The HBO drama changed the way standard TV crowds see the fantasy genre, say Lauren Schmidt Hissrich, the showrunner of Netflix’s own upcoming fantasy series, The Witcher.
“You have this audience out there that realized, ‘Oh my god, there’s this entire genre that I haven’t been paying attention to,’” Hissrich told Quartz. “I owe a huge debt of gratitude to Game of Thrones. It showed that everyone can come to fantasy and find themselves. That’s why it’s so big on television now.”
Based on the admired series of novels by Polish writer Andrzej Sapkowski, The Witcher follows the adventures of Geralt of Rivia, a monster hunter who patrols the “Continent,” a fantasy kingdom besieged with evil beings (both human and magical). Along the way, he collides with a powerful sorceress and a young princess escaping her war-torn realm.
The Witcher is just one of the numerous big-budget, grand fantasy series you’ll be able to watch on TV in the coming years. Amazon is investing billions of dollars in a show based on J.R.R. Tolkien’s The Lord of the Rings. (The company is as well developing shows based on Conan the Barbarian and The Wheel of Time, a famous series of novels by Robert Jordan.)
Showtime is making a TV show based on the fantasy book series The Kingkiller Chronicle. And HBO, for its part, isn’t quite ready to let Westeros go: It has already ordered a Game of Thrones prequel, titled House of the Dragon, straight to series.
In spite of the fact that it’s been almost 20 years since Peter Jackson’s The Lord of the Rings movie trilogy and the Harry Potter movies made fantasy a decent (and profitable) movie genre, TV has been more slow to take it on because of money related limitations.
But thanks to deep-pocketed Silicon Valley players (in addition to Disney entering the streaming landscape), television production budgets are ballooning, and networks are more keen to take the financial rise now that Thrones has shown the genre can be more than a niche offering. The audience for fantasy obviously exists, and now the money does as well.
“We’re now, technologically speaking, at a place in television where we can create really believable monsters,” Hissrich said. “The expectations are there, and in television we’re finally able to meet them.”
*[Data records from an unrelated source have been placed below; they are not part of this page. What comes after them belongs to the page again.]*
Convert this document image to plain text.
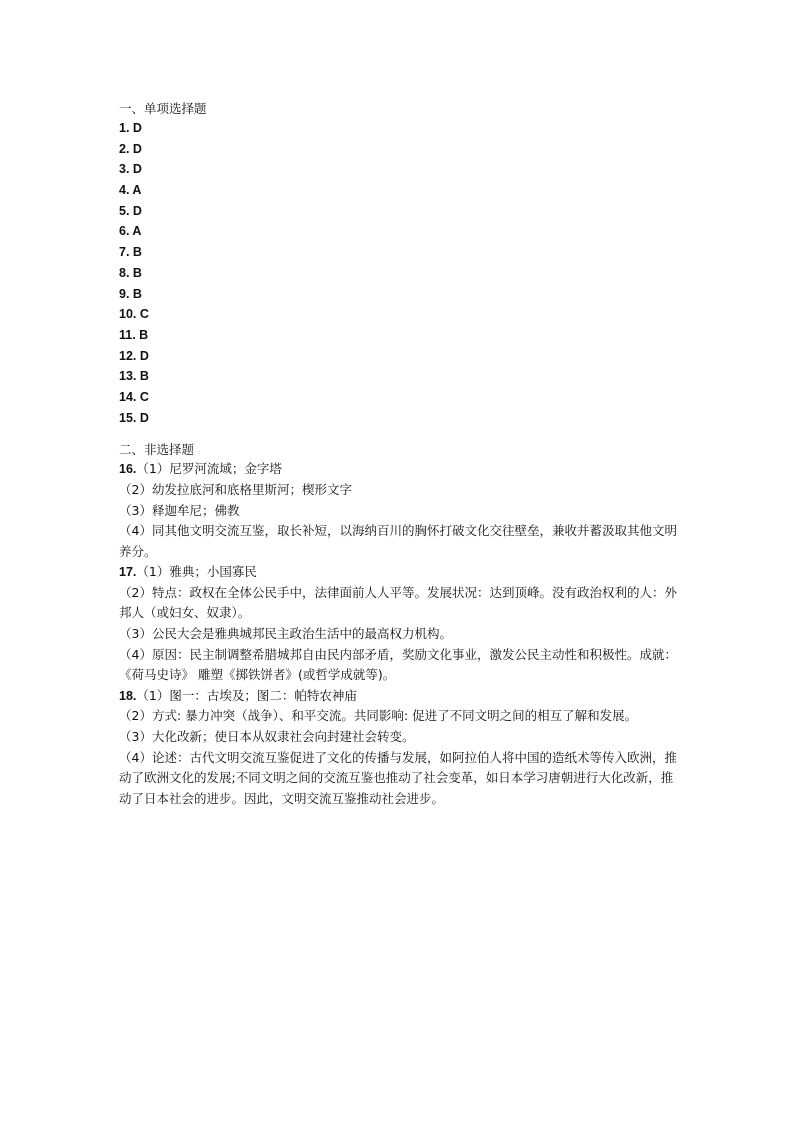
一、单项选择题
1. D
2. D
3. D
4. A
5. D
6. A
7. B
8. B
9. B
10. C
11. B
12. D
13. B
14. C
15. D
二、非选择题
16.（1）尼罗河流域；金字塔
（2）幼发拉底河和底格里斯河；楔形文字
（3）释迦牟尼；佛教
（4）同其他文明交流互鉴，取长补短，以海纳百川的胸怀打破文化交往壁垒，兼收并蓄汲取其他文明养分。
17.（1）雅典；小国寡民
（2）特点：政权在全体公民手中，法律面前人人平等。发展状况：达到顶峰。没有政治权利的人：外邦人（或妇女、奴隶）。
（3）公民大会是雅典城邦民主政治生活中的最高权力机构。
（4）原因：民主制调整希腊城邦自由民内部矛盾，奖励文化事业，激发公民主动性和积极性。成就：《荷马史诗》 雕塑《掷铁饼者》(或哲学成就等)。
18.（1）图一：古埃及；图二：帕特农神庙
（2）方式: 暴力冲突（战争）、和平交流。共同影响: 促进了不同文明之间的相互了解和发展。
（3）大化改新；使日本从奴隶社会向封建社会转变。
（4）论述：古代文明交流互鉴促进了文化的传播与发展，如阿拉伯人将中国的造纸术等传入欧洲，推动了欧洲文化的发展;不同文明之间的交流互鉴也推动了社会变革，如日本学习唐朝进行大化改新，推动了日本社会的进步。因此，文明交流互鉴推动社会进步。
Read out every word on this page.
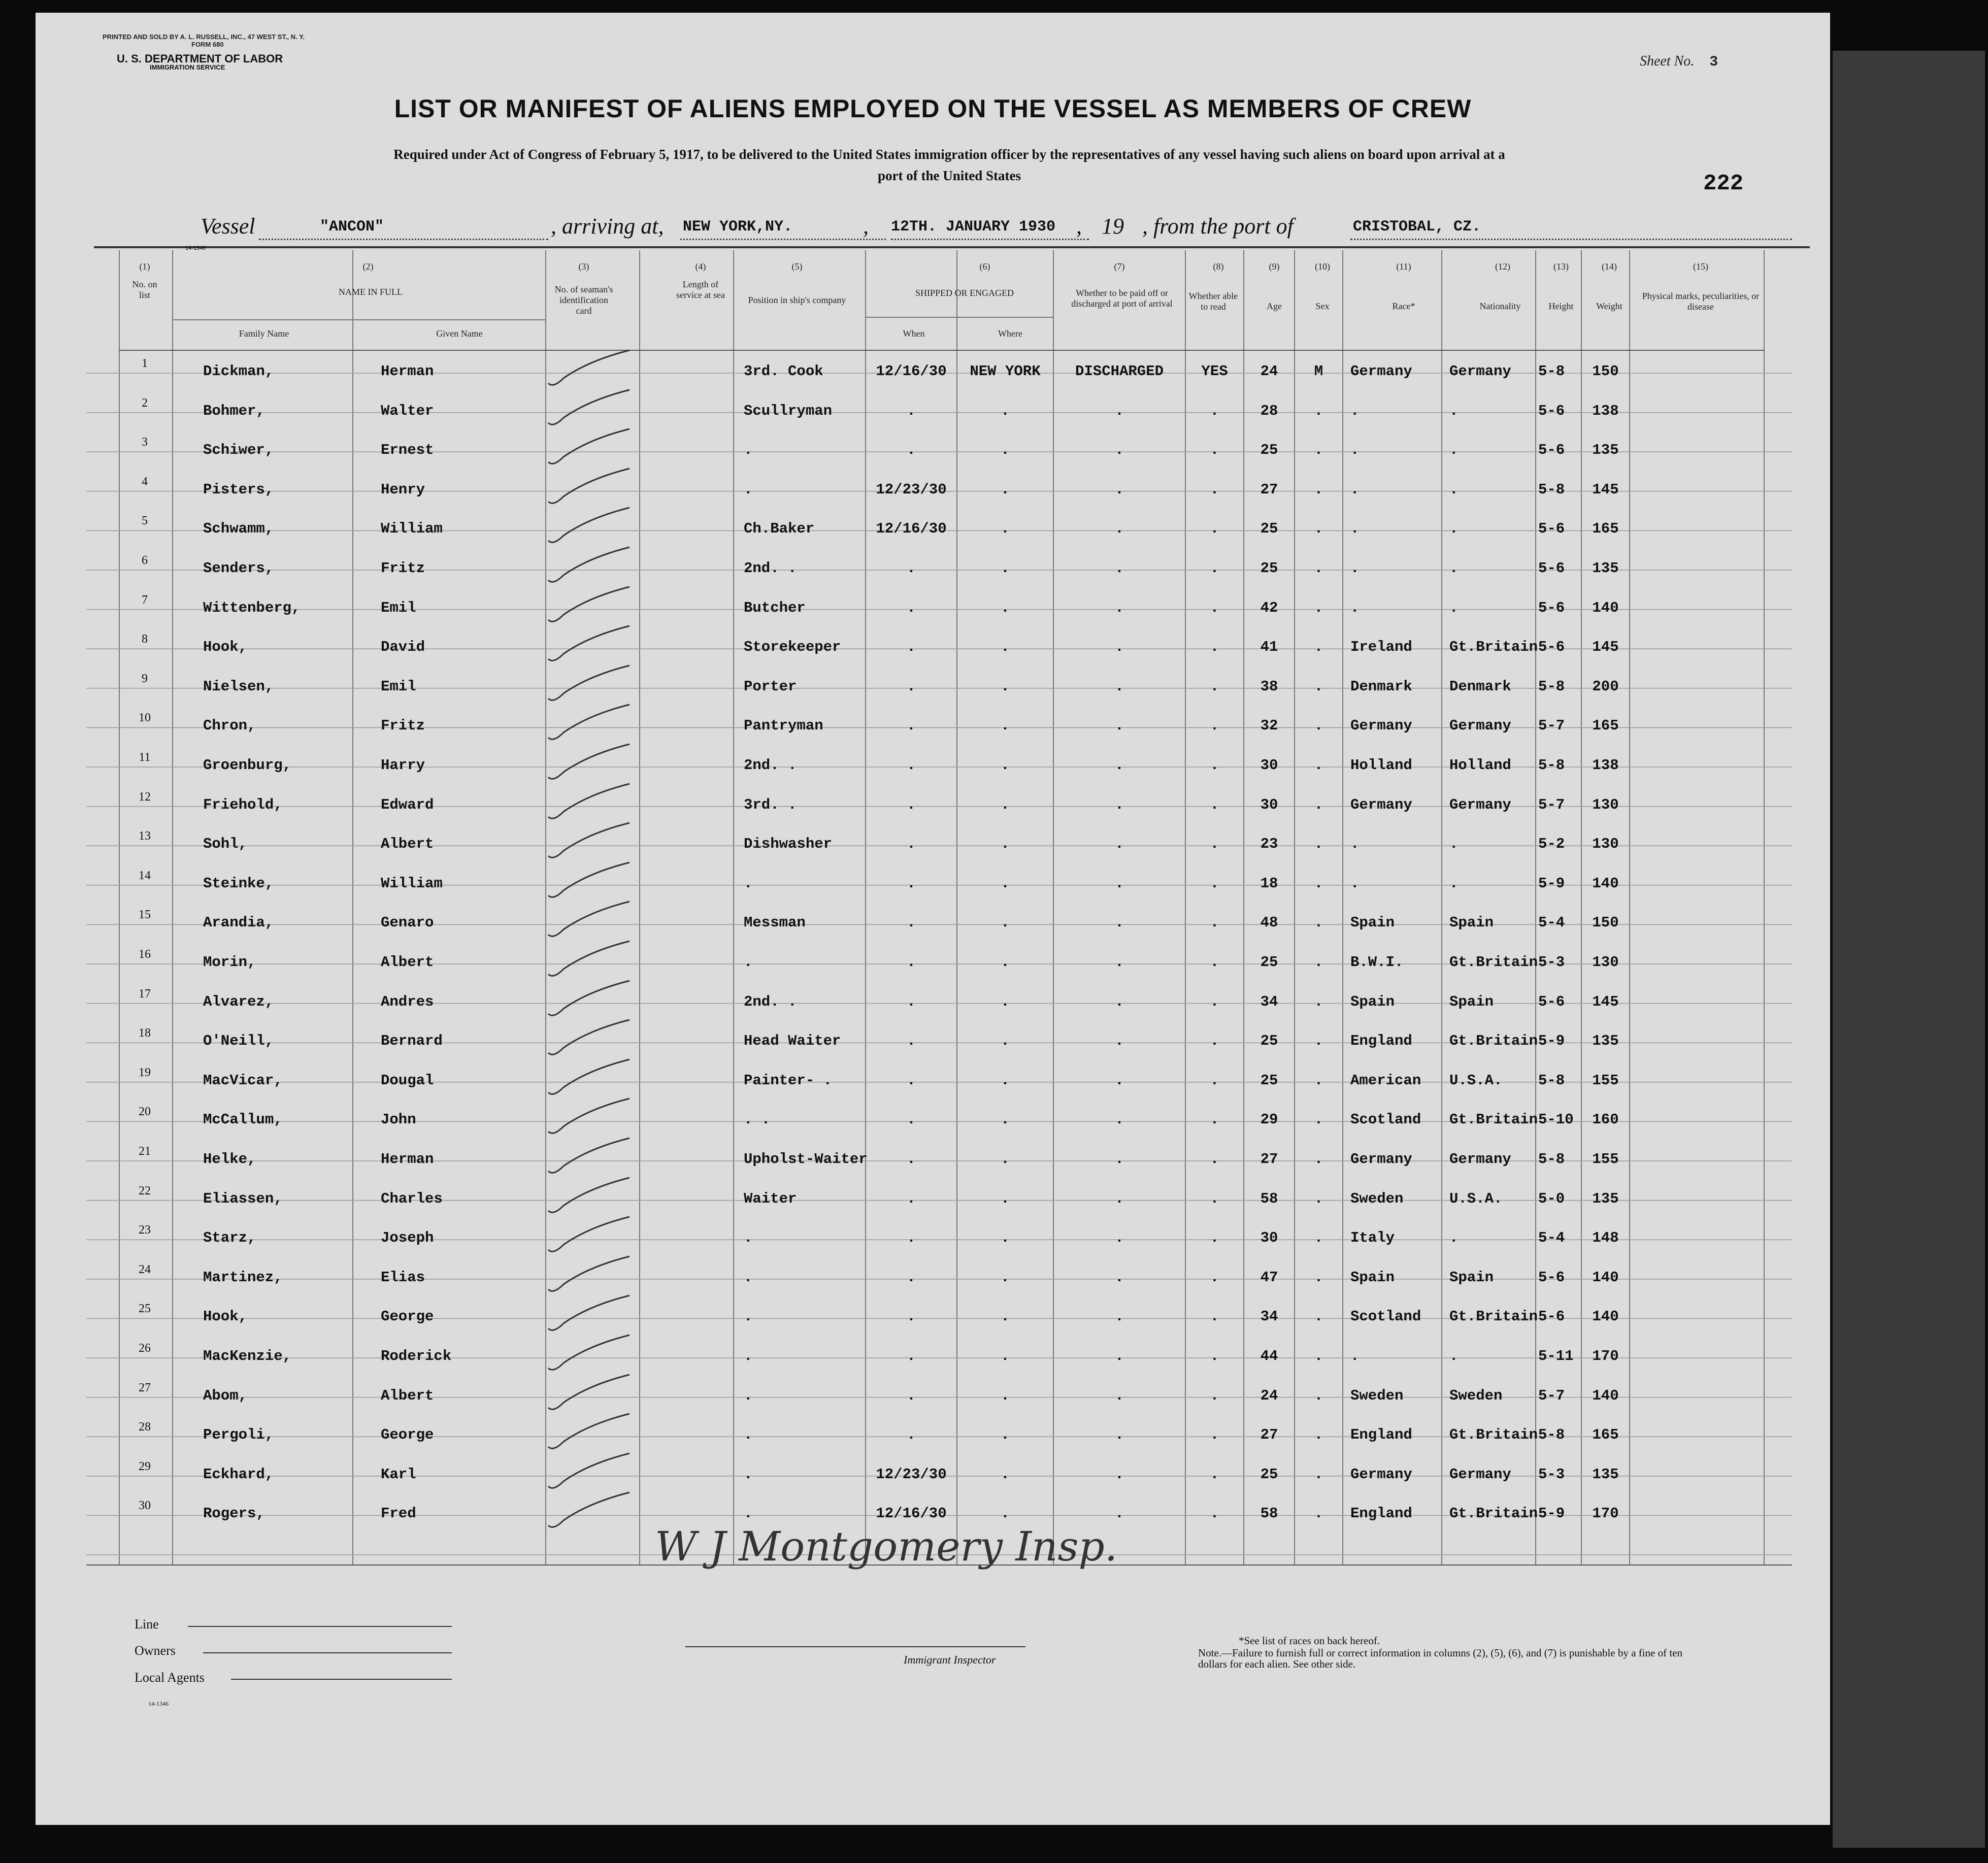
PRINTED AND SOLD BY A. L. RUSSELL, INC., 47 WEST ST., N. Y.
FORM 680
U. S. DEPARTMENT OF LABOR
IMMIGRATION SERVICE	Sheet No. 3
LIST OR MANIFEST OF ALIENS EMPLOYED ON THE VESSEL AS MEMBERS OF CREW
Required under Act of Congress of February 5, 1917, to be delivered to the United States immigration officer by the representatives of any vessel having such aliens on board upon arrival at a
port of the United States	222
Vessel	"ANCON"	, arriving at, NEW YORK,NY.	, 12TH. JANUARY 1930 , 19 , from the port of	CRISTOBAL, CZ.
14-1346
(1)	(2)	(3)	(4)	(5)	(6)	(7)	(8)	(9)	(10)	(11)	(12)	(13)	(14)	(15)
No. on list	NAME IN FULL
Family Name	Given Name
No. of seaman's identification card
Length of service at sea	Position in ship's company
SHIPPED OR ENGAGED
When	Where
Whether to be paid off or discharged at port of arrival
Whether able to read	Age	Sex	Race*	Nationality	Height	Weight
Physical marks, peculiarities, or disease
1	Dickman,	Herman	3rd. Cook	12/16/30	NEW YORK	DISCHARGED	YES	24	M	Germany	Germany 5-8	150
2	Bohmer,	Walter	Scullryman	.	.	.	.	28	.	.	.	5-6	138
3	Schiwer,	Ernest	.	.	.	.	.	25	.	.	.	5-6	135
4	Pisters,	Henry	.	12/23/30	.	.	.	27	.	.	.	5-8	145
5	Schwamm,	William	Ch.Baker	12/16/30	.	.	.	25	.	.	.	5-6	165
6	Senders,	Fritz	2nd. .	.	.	.	.	25	.	.	.	5-6	135
7	Wittenberg,	Emil	Butcher	.	.	.	.	42	.	.	.	5-6	140
8	Hook,	David	Storekeeper	.	.	.	.	41	.	Ireland	Gt.Britain 5-6	145
9	Nielsen,	Emil	Porter	.	.	.	.	38	.	Denmark	Denmark 5-8	200
10	Chron,	Fritz	Pantryman	.	.	.	.	32	.	Germany	Germany 5-7	165
11	Groenburg,	Harry	2nd. .	.	.	.	.	30	.	Holland	Holland 5-8	138
12	Friehold,	Edward	3rd. .	.	.	.	.	30	.	Germany	Germany 5-7	130
13	Sohl,	Albert	Dishwasher	.	.	.	.	23	.	.	.	5-2	130
14	Steinke,	William	.	.	.	.	.	18	.	.	.	5-9	140
15	Arandia,	Genaro	Messman	.	.	.	.	48	.	Spain	Spain	5-4	150
16	Morin,	Albert	.	.	.	.	.	25	.	B.W.I.	Gt.Britain 5-3	130
17	Alvarez,	Andres	2nd. .	.	.	.	.	34	.	Spain	Spain	5-6	145
18	O'Neill,	Bernard	Head Waiter	.	.	.	.	25	.	England	Gt.Britain 5-9	135
19	MacVicar,	Dougal	Painter- .	.	.	.	.	25	.	American U.S.A. 5-8	155
20	McCallum,	John	. .	.	.	.	.	29	.	Scotland Gt.Britain 5-10	160
21	Helke,	Herman	Upholst-Waiter	.	.	.	.	27	.	Germany	Germany 5-8	155
22	Eliassen,	Charles	Waiter	.	.	.	.	58	.	Sweden	U.S.A. 5-0	135
23	Starz,	Joseph	.	.	.	.	.	30	.	Italy	.	5-4	148
24	Martinez,	Elias	.	.	.	.	.	47	.	Spain	Spain	5-6	140
25	Hook,	George	.	.	.	.	.	34	.	Scotland Gt.Britain 5-6	140
26	MacKenzie,	Roderick	.	.	.	.	.	44	.	.	.	5-11	170
27	Abom,	Albert	.	.	.	.	.	24	.	Sweden	Sweden 5-7	140
28	Pergoli,	George	.	.	.	.	.	27	.	England	Gt.Britain 5-8	165
29	Eckhard,	Karl	.	12/23/30	.	.	.	25	.	Germany	Germany 5-3	135
30	Rogers,	Fred	.	12/16/30	.	.	.	58	.	England	Gt.Britain 5-9	170
W J Montgomery Insp.
Line
Owners
Local Agents
14-1346
Immigrant Inspector
*See list of races on back hereof.
Note.—Failure to furnish full or correct information in columns (2), (5), (6), and (7) is punishable by a fine of ten dollars for each alien. See other side.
Unlike Game of Thrones, which made light of a significant number of its delightful fantasy elements to appeal to genre newcomers, The Witcher leans into those conventions. Geralt himself is a practitioner of magic, and barely a minute goes by without a character casting a magic charm, felling some foul beast, or attempting to lift a curse.
“People have asked me, ‘Is it going to be the next Game of Thrones?’ The truth is, The Witcher is going to stand on its own two legs,” Hissrich said. “It really is its own show.”
Definitely, until now, the series focuses nearly solely on three characters (two of them are women), and how their stories become entwined.
“The hallmark of good fantasy is that it’s based in reality,” Hissrich added. “People think of fantasy movies and television to be about pure escapism, and it’s not really. You want to be able to relate to what these characters are going through. My first goal was to create really grounded, believable characters. And then you get to the fun stuff.”